Elles sont notamment nécessaires à un certain nombre des technologies de la transition énergétique et du numérique.
Depuis l'antiquité, certains métaux tels que l'or, l'argent, le plomb et le cuivre sont géopolitiquement considérés comme « stratégiques » au regard de leur intérêt pour les États, les armées ou certains groupes sociaux. Depuis la révolution industrielle, la quantité et la diversité des ressources minérales nécessaires à l'agriculture, à l'industrie et aux armées n'a cessé de croître et plus encore à partir de la fin du XXe siècle, « en corrélation étroite avec la quantité de produits contenant des éléments à haute technologie mis sur le marché »[3]. À la fin du XXe siècle une prise de conscience du caractère fini et pas ou peu renouvelable de certaines ressources (minéraux, métaux, métalloïdes, radionucléides...), ainsi que de leur intérêt stratégique (pour l'économie et les sociétés) a suscité des méthodes prospectives d'évaluation de la criticité des matériaux[3].
Les matières premières critiques sont définies en Europe comme étant « celles qui présentent un risque particulièrement élevé de pénurie d’approvisionnement dans les dix prochaines années et qui jouent un rôle particulièrement important dans la chaîne de valeur[2] », en d’autres termes elles sont à la fois caractérisées par un risque d’approvisionnement et une importance économique élevés.
Le risque lié à l’approvisionnement est directement influencé par la concentration géographique de la production des matières premières évaluées, ainsi que par la stabilité politique et/ou économique des pays producteurs. Ce risque est souvent amplifié par l’absence ou les possibilités réduites de substitution des substances évaluées dans leurs applications finales. Il s’agit d’un facteur non négligeable puisque les possibilités de substitution permettent potentiellement d’atténuer le risque en cas de perturbation de l’approvisionnement.
L’importance économique est estimée en évaluant l’ensemble des applications dans les produits finis, en utilisant la nomenclature statistique des activités économiques dans la Communauté européenne (NACE) à deux chiffres, correspondant aux secteurs de production, et la valeur ajoutée de ces méga-secteurs en comparaison du produit intérieur brut total de l’UE. Cela permet de s’affranchir de la taille du marché et du prix des matières premières évaluées, et de focaliser sur les bénéfices de ces matières premières sur l’économie de production de produits finis en vue d’assurer une comparaison entre chaque matière première individuelle.
L’estimation des seuils de criticité a été déterminée selon l’avis d’experts, et est donc sujette à des modifications lors des révisions de la méthodologie appliquée.

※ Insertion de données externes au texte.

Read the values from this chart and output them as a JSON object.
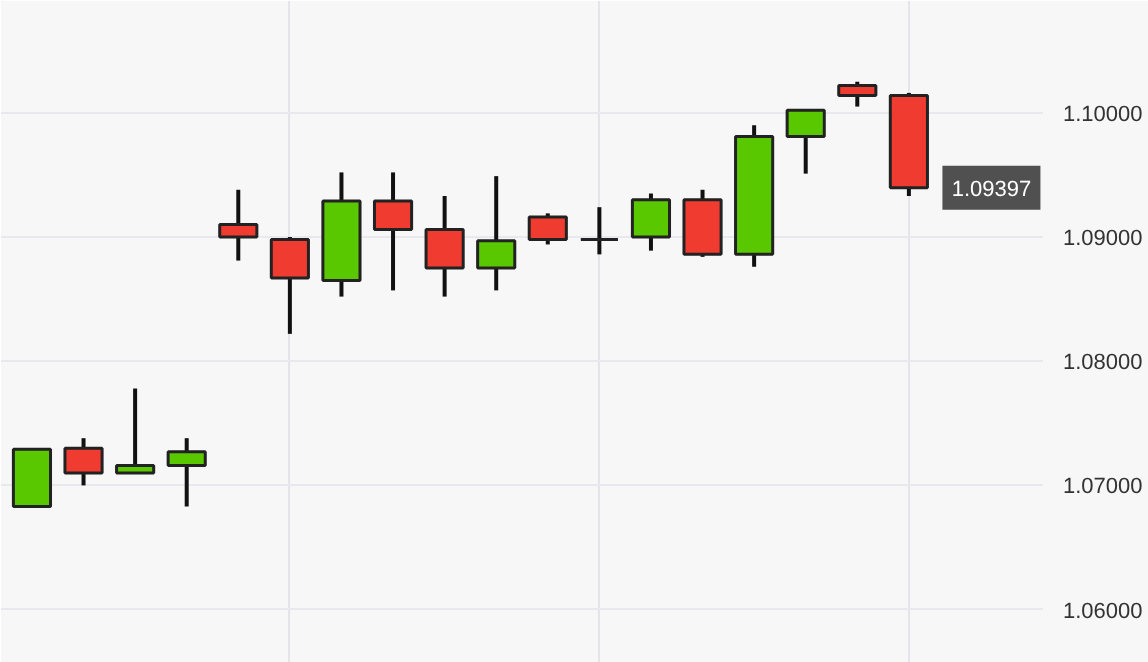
{
  "chart_data": {
    "type": "candlestick",
    "categories": [
      null,
      null,
      null,
      null,
      null,
      null,
      null,
      null,
      null,
      null,
      null,
      null,
      null,
      null,
      null,
      null,
      null,
      null
    ],
    "ohlc": [
      [
        1.0683,
        1.0729,
        1.0683,
        1.0729
      ],
      [
        1.073,
        1.0738,
        1.07,
        1.071
      ],
      [
        1.071,
        1.0778,
        1.071,
        1.0716
      ],
      [
        1.0716,
        1.0738,
        1.0683,
        1.0727
      ],
      [
        1.091,
        1.0938,
        1.0881,
        1.09
      ],
      [
        1.0898,
        1.09,
        1.0822,
        1.0867
      ],
      [
        1.0865,
        1.0952,
        1.0852,
        1.0929
      ],
      [
        1.0929,
        1.0952,
        1.0857,
        1.0906
      ],
      [
        1.0906,
        1.0933,
        1.0852,
        1.0875
      ],
      [
        1.0875,
        1.0949,
        1.0857,
        1.0897
      ],
      [
        1.0916,
        1.0919,
        1.0894,
        1.0898
      ],
      [
        1.0898,
        1.0924,
        1.0886,
        1.0898
      ],
      [
        1.09,
        1.0935,
        1.0889,
        1.093
      ],
      [
        1.093,
        1.0938,
        1.0884,
        1.0886
      ],
      [
        1.0886,
        1.099,
        1.0876,
        1.0981
      ],
      [
        1.0981,
        1.1002,
        1.0951,
        1.1002
      ],
      [
        1.1022,
        1.1025,
        1.1005,
        1.1014
      ],
      [
        1.1014,
        1.1016,
        1.0933,
        1.09397
      ]
    ],
    "colors": [
      "#5ac800",
      "#f03c30",
      "#5ac800",
      "#5ac800",
      "#f03c30",
      "#f03c30",
      "#5ac800",
      "#f03c30",
      "#f03c30",
      "#5ac800",
      "#f03c30",
      "#222222",
      "#5ac800",
      "#f03c30",
      "#5ac800",
      "#5ac800",
      "#f03c30",
      "#f03c30"
    ],
    "ylim": [
      1.0557,
      1.109
    ],
    "yticks": [
      {
        "value": 1.06,
        "label": "1.06000"
      },
      {
        "value": 1.07,
        "label": "1.07000"
      },
      {
        "value": 1.08,
        "label": "1.08000"
      },
      {
        "value": 1.09,
        "label": "1.09000"
      },
      {
        "value": 1.1,
        "label": "1.10000"
      }
    ],
    "grid": true,
    "annotations": [
      "1.09397"
    ]
  }
}
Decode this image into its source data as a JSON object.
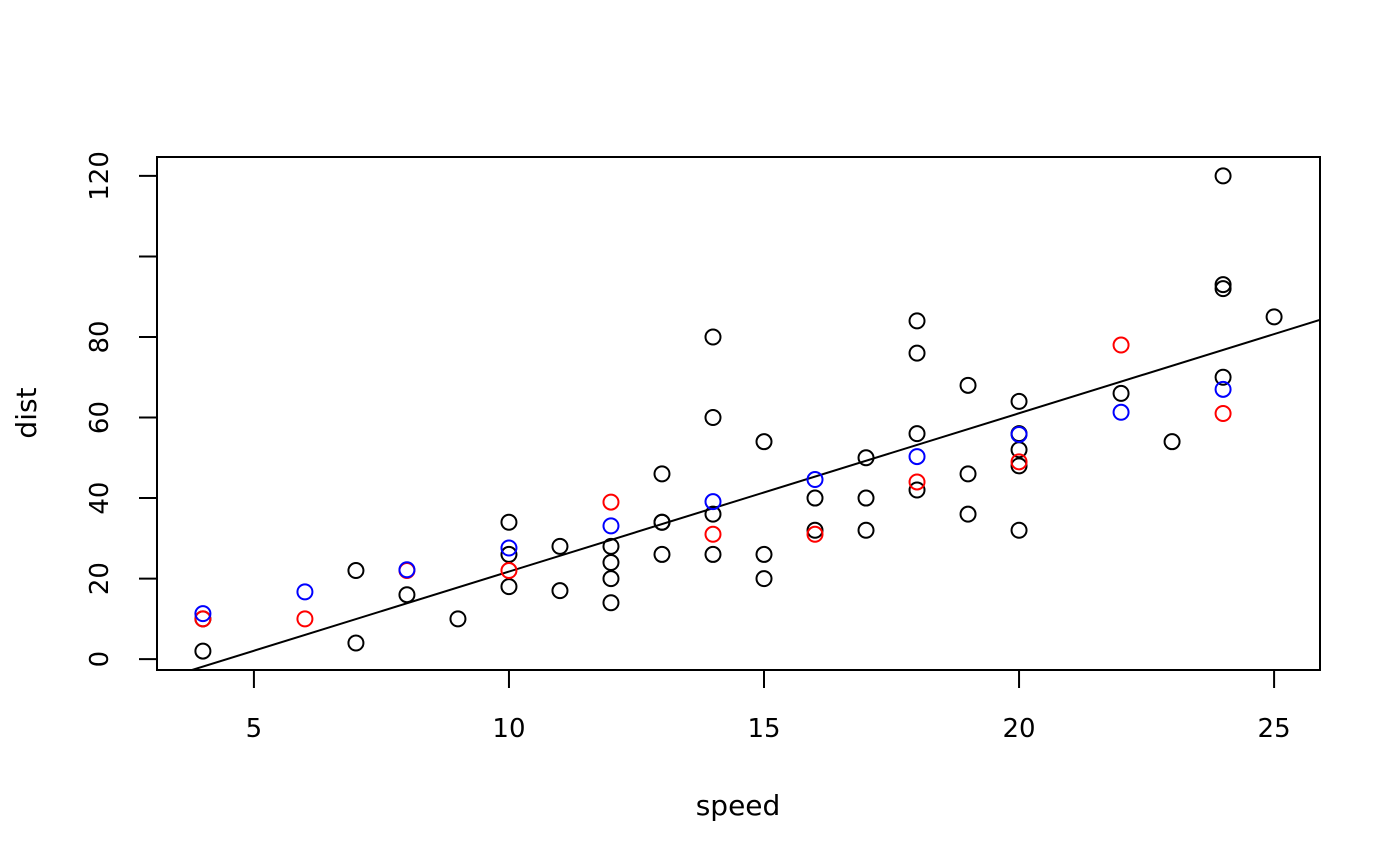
{
  "chart_data": {
    "type": "scatter",
    "xlabel": "speed",
    "ylabel": "dist",
    "xlim": [
      3.1,
      25.9
    ],
    "ylim": [
      -2.7,
      124.7
    ],
    "x_ticks": [
      5,
      10,
      15,
      20,
      25
    ],
    "y_ticks": [
      0,
      20,
      40,
      60,
      80,
      100,
      120
    ],
    "y_tick_labels": [
      "0",
      "20",
      "40",
      "60",
      "80",
      "",
      "120"
    ],
    "grid": false,
    "legend": "none",
    "series": [
      {
        "marker": "open-circle",
        "color": "#000000",
        "points": [
          [
            4,
            2
          ],
          [
            4,
            10
          ],
          [
            7,
            4
          ],
          [
            7,
            22
          ],
          [
            8,
            16
          ],
          [
            9,
            10
          ],
          [
            10,
            18
          ],
          [
            10,
            26
          ],
          [
            10,
            34
          ],
          [
            11,
            17
          ],
          [
            11,
            28
          ],
          [
            12,
            14
          ],
          [
            12,
            20
          ],
          [
            12,
            24
          ],
          [
            12,
            28
          ],
          [
            13,
            26
          ],
          [
            13,
            34
          ],
          [
            13,
            34
          ],
          [
            13,
            46
          ],
          [
            14,
            26
          ],
          [
            14,
            36
          ],
          [
            14,
            60
          ],
          [
            14,
            80
          ],
          [
            15,
            20
          ],
          [
            15,
            26
          ],
          [
            15,
            54
          ],
          [
            16,
            32
          ],
          [
            16,
            40
          ],
          [
            17,
            32
          ],
          [
            17,
            40
          ],
          [
            17,
            50
          ],
          [
            18,
            42
          ],
          [
            18,
            56
          ],
          [
            18,
            76
          ],
          [
            18,
            84
          ],
          [
            19,
            36
          ],
          [
            19,
            46
          ],
          [
            19,
            68
          ],
          [
            20,
            32
          ],
          [
            20,
            48
          ],
          [
            20,
            52
          ],
          [
            20,
            56
          ],
          [
            20,
            64
          ],
          [
            22,
            66
          ],
          [
            23,
            54
          ],
          [
            24,
            70
          ],
          [
            24,
            92
          ],
          [
            24,
            93
          ],
          [
            24,
            120
          ],
          [
            25,
            85
          ]
        ]
      },
      {
        "marker": "open-circle",
        "color": "#ff0000",
        "points": [
          [
            4,
            10
          ],
          [
            6,
            10
          ],
          [
            8,
            22
          ],
          [
            10,
            22
          ],
          [
            12,
            39
          ],
          [
            14,
            31
          ],
          [
            16,
            31
          ],
          [
            18,
            44
          ],
          [
            20,
            49
          ],
          [
            22,
            78
          ],
          [
            24,
            61
          ]
        ]
      },
      {
        "marker": "open-circle",
        "color": "#0000ff",
        "points": [
          [
            4,
            11.3
          ],
          [
            6,
            16.7
          ],
          [
            8,
            22.2
          ],
          [
            10,
            27.6
          ],
          [
            12,
            33.1
          ],
          [
            14,
            39.1
          ],
          [
            16,
            44.6
          ],
          [
            18,
            50.3
          ],
          [
            20,
            55.8
          ],
          [
            22,
            61.3
          ],
          [
            24,
            67.0
          ]
        ]
      }
    ],
    "regression_line": {
      "intercept": -17.58,
      "slope": 3.932,
      "color": "#000000"
    }
  }
}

Les enjeux liés à ces ressources sont nombreux et concernent un grand nombre de personnes et d'activités humaines. Il est possible de distinguer les enjeux suivants :
À partir des années 1970, des chercheurs et économistes cherchent à intégrer l'évaluation des ressources minérales parmi les indicateurs d'impact dans les premiers essais d'études d'impacts, de calculs d'analyse du cycle de vie (ACV), calculs d'empreinte écologique et de mesures compensatoires et/ou dans d'autres formes d'écobilans et d'évaluations environnementales, mais sans vraiment aboutir à un consensus scientifique[3].
En France, une recherche collaborative financée par le réseau EcoSD (Ecoconception de Systèmes Durables) a produit un guide de bonnes pratiques de la prise en compte des matières premières critiques dans les ACV[15], visant notamment à « mieux appréhender la notion de criticité des ressources », en particulier pour les ressources minérales abiotiques[3].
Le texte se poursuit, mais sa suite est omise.